Writer Choice
38305Discussion: Can Henrietta Lacks Show Us the Way?
Who owns your cells? When they are in your body, it’s not much of a question. Does the answer change if they have been taken for testing?
Henrietta Lacks was a 31-year-old mother of five when she died in 1951 of a particularly fast-moving form of cervical cancer. Doctors treating her at Johns Hopkins Hospital took samples of her cancer cells for study. Ms. Lack’s cell line was the first human cell line to grow in a lab environment and went on to help develop the polio vaccine, chemotherapy, in vitro fertilization, and much more. Does the magnitude of these scientific achievements outweigh the fact that doctors did not obtain consent from Ms.

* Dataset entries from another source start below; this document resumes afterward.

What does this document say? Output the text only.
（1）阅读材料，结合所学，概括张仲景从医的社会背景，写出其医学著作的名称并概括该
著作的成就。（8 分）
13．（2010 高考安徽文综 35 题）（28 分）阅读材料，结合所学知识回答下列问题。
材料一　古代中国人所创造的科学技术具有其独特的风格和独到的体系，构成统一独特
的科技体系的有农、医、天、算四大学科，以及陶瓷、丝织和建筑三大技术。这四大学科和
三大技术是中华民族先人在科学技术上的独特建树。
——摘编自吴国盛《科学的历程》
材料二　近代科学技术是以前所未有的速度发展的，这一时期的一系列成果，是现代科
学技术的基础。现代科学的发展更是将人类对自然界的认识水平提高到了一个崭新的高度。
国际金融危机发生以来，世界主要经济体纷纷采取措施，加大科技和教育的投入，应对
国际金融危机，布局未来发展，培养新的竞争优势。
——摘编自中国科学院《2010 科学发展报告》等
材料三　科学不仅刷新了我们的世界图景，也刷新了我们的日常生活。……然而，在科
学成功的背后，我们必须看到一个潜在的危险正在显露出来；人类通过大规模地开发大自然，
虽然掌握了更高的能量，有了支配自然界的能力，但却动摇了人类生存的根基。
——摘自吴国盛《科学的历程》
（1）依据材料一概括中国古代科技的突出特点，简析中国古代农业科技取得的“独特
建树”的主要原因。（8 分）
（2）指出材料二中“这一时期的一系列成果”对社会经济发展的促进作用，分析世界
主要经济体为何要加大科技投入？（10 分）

Lacks?
To prepare for this Discussion, review the Grady article in this week’s Learning Resources, -Second Opinion: A Lasting Gift to Medicine That Wasn’t Really a Gift” on the case of Henrietta Lacks and the famous “HeLa” cell line.
References:
Grady, D. (2010, February 1). Second opinion: A lasting gift to medicine that wasn’t really a gift. The New York Times.
Note: Retrieved from the Walden Library databases.
How do you balance major benefits to medical research with an individual’s fundamental rights? This article provides an excellent overview of the Henrietta Lacks story.